The research leading to the results of this study has received funding from the European Community’s Seventh Framework Program (FP-7) under grant agreement number 282526, the CARING project. The funding source had no role in study design, data collection, data analysis, data interpretation or writing of the report.

The Department of Pharmacoepidemiology and Clinical Pharmacology employing authors Paul J. H. L. Peeters, Maroes T. Bazelier and Frank de Vries received unrestricted funding for pharmacoepidemiological research from GlaxoSmithKline, Novo Nordisk, the private–public-funded Top Institute Pharma (http://www.tipharma.nl; includes co-funding from universities, government and industry), the Dutch Medicines Evaluation Board and the Dutch Ministry of Health.
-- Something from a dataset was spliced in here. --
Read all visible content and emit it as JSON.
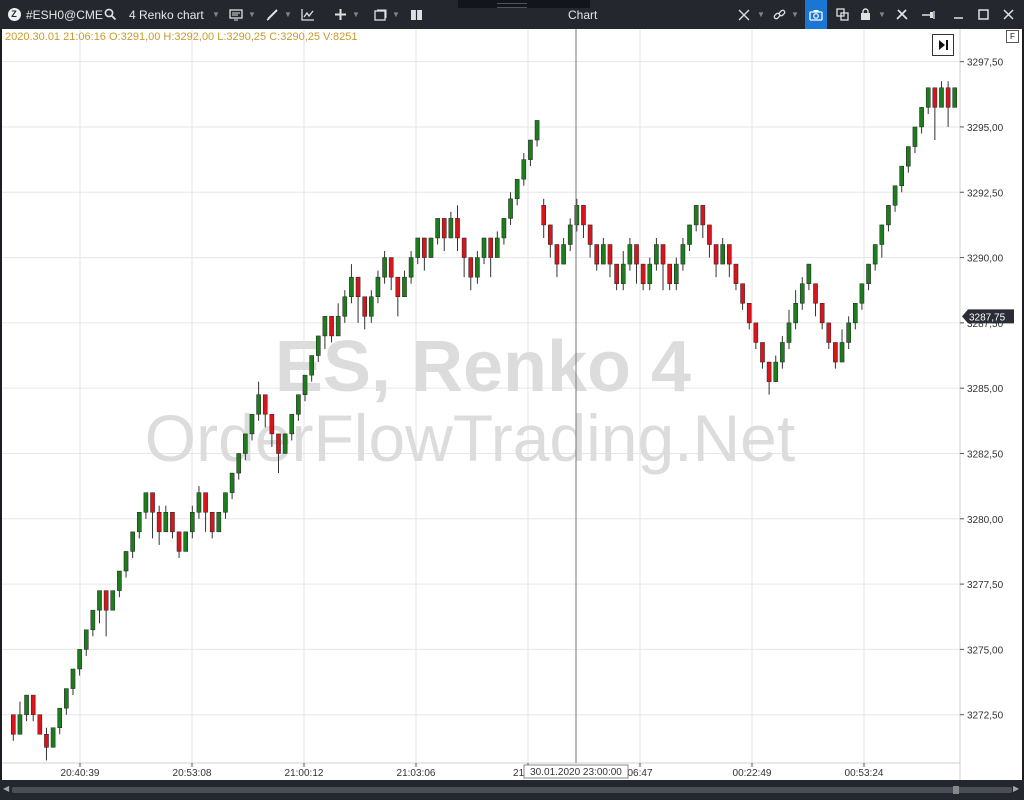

Hubert G. M. Leufkens is employed by Utrecht University as professor conducting research under the umbrella of the WHO Collaborating Center for pharmaceutical policy and regulation. This Center receives no direct funding or donations from private parties, including pharma industry. Research funding from public-private partnerships, e.g. IMI, TI Pharma (www.tipharma.nl) is accepted under the condition that no company-specific product or company related study is conducted. The Center has received unrestricted research funding from public sources, e.g. Netherlands Organization for Health Research and Development (ZonMW), the Dutch Health Care Insurance Board (CVZ), EU 7th Framework Program (FP7), Dutch Medicines Evaluation Board (MEB), and Dutch Ministry of Health.

Anssi Auvinen is employed by the University of Tampere as professor and has no personal or financial conflict of interest to report.
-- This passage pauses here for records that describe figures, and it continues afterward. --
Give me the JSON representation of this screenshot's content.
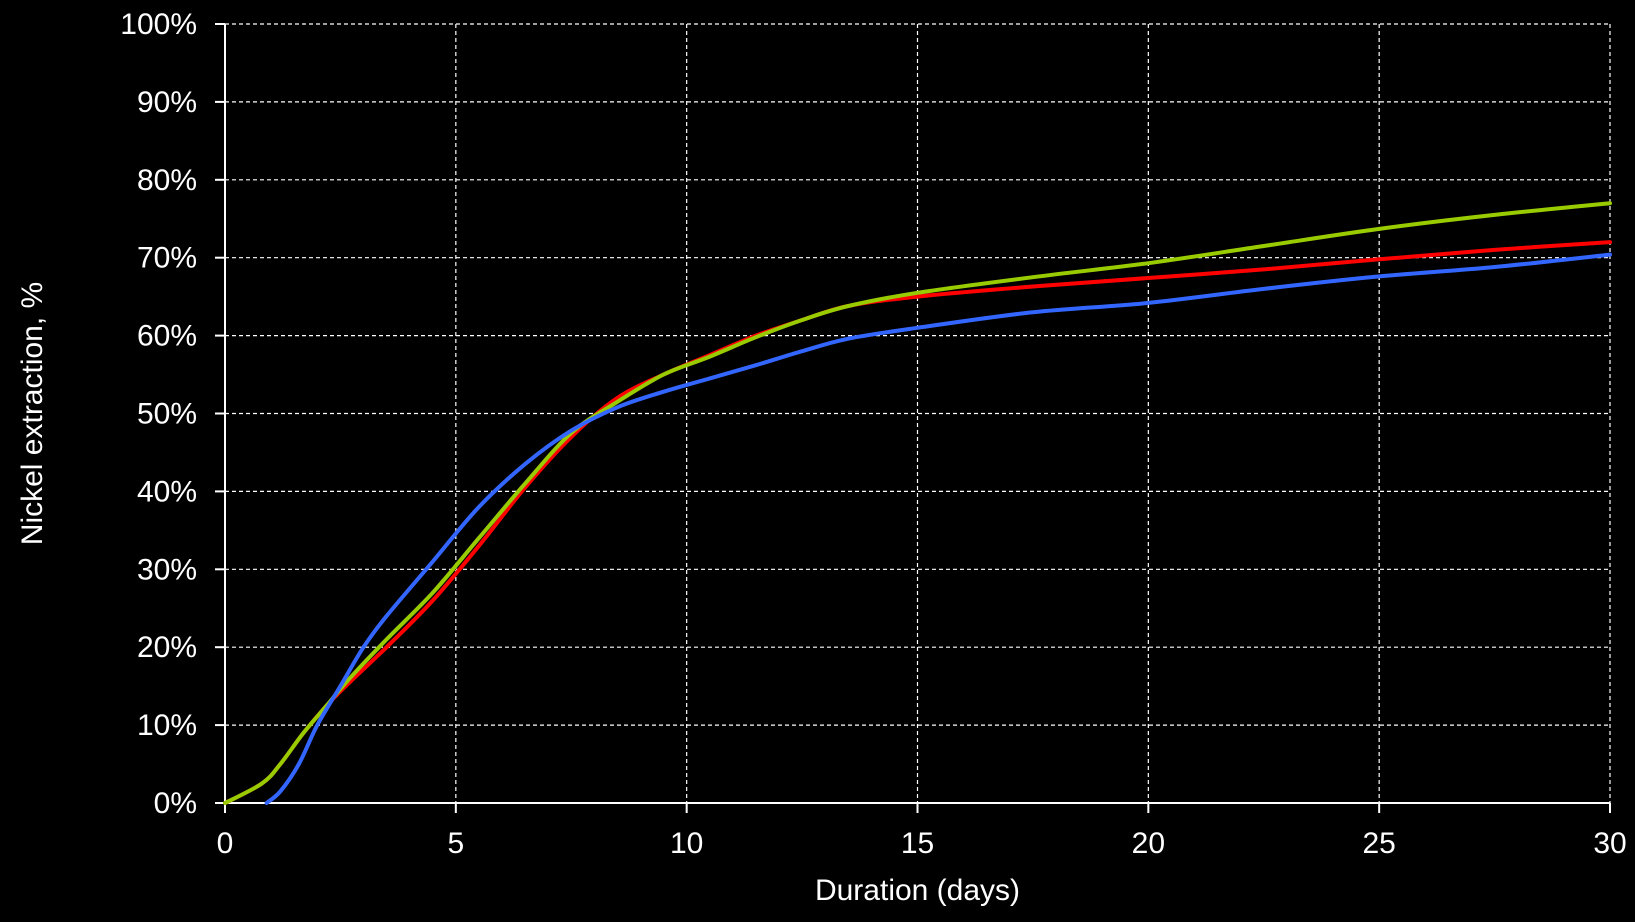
{
  "chart_data": {
    "type": "line",
    "title": "",
    "xlabel": "Duration (days)",
    "ylabel": "Nickel extraction, %",
    "xlim": [
      0,
      30
    ],
    "ylim": [
      0,
      100
    ],
    "x_ticks": [
      0,
      5,
      10,
      15,
      20,
      25,
      30
    ],
    "x_tick_labels": [
      "0",
      "5",
      "10",
      "15",
      "20",
      "25",
      "30"
    ],
    "y_ticks": [
      0,
      10,
      20,
      30,
      40,
      50,
      60,
      70,
      80,
      90,
      100
    ],
    "y_tick_labels": [
      "0%",
      "10%",
      "20%",
      "30%",
      "40%",
      "50%",
      "60%",
      "70%",
      "80%",
      "90%",
      "100%"
    ],
    "grid": true,
    "legend": "none",
    "series": [
      {
        "color": "#ff0000",
        "x": [
          0,
          0.8,
          1.2,
          1.7,
          2.2,
          2.7,
          3.5,
          4.5,
          5.5,
          6.5,
          7.5,
          8.5,
          9.5,
          10.5,
          11.5,
          12.5,
          13.5,
          15,
          17.5,
          20,
          22.5,
          25,
          27.5,
          30
        ],
        "y": [
          0,
          2.5,
          5,
          9,
          12.5,
          15.5,
          20,
          26,
          33,
          40.5,
          47,
          52,
          55,
          57.5,
          60,
          62,
          63.8,
          65,
          66.3,
          67.4,
          68.5,
          69.8,
          71,
          72
        ]
      },
      {
        "color": "#99cc00",
        "x": [
          0,
          0.8,
          1.2,
          1.7,
          2.2,
          2.7,
          3.5,
          4.5,
          5.5,
          6.5,
          7.5,
          8.5,
          9.5,
          10.5,
          11.5,
          12.5,
          13.5,
          15,
          17.5,
          20,
          22.5,
          25,
          27.5,
          30
        ],
        "y": [
          0,
          2.5,
          5,
          9,
          12.5,
          16,
          21,
          27,
          34,
          41,
          47.5,
          51.5,
          55,
          57.3,
          59.8,
          62,
          63.8,
          65.5,
          67.5,
          69.3,
          71.5,
          73.7,
          75.5,
          77
        ]
      },
      {
        "color": "#3366ff",
        "x": [
          0.9,
          1.2,
          1.6,
          2.0,
          2.5,
          3.0,
          3.5,
          4.5,
          5.5,
          6.5,
          7.5,
          8.5,
          9.5,
          10.5,
          11.5,
          12.5,
          13.5,
          15,
          17.5,
          20,
          22.5,
          25,
          27.5,
          30
        ],
        "y": [
          0,
          1.5,
          5,
          10,
          15,
          20,
          24,
          31,
          38,
          43.5,
          47.8,
          50.8,
          52.8,
          54.5,
          56.2,
          58,
          59.6,
          61,
          63,
          64.2,
          66,
          67.6,
          68.8,
          70.4
        ]
      }
    ]
  }
}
Tjeerd P. van Staa has participated in expert meetings with Glaxo Smith Kline and Boehringer and has provided methodological advice to Laser (all unrelated to the subject of this manuscript).

Marie L. De Bruin is employed by Utrecht University as a senior researcher conducting research in collaboration with the WHO Collaborating Center for pharmaceutical policy and regulation. This Center receives no direct funding or donations from private parties, including the pharma industry. Research funding from public-private partnerships, e.g. IMI and TI Pharma (http://www.tipharma.nl) is accepted under the condition that no company-specific product or company related study is conducted. The Center has received unrestricted research funding from public sources, e.g. Netherlands Organization for Health Research and Development (ZonMW), the Dutch Health Care Insurance Board (CVZ), EU 7th Framework Program (FP7), Dutch Medicines Evaluation Board (MEB) and Dutch Ministry of Health.

None of the abovementioned funding sources had a role in the design, conduct, analysis, or reporting of this study.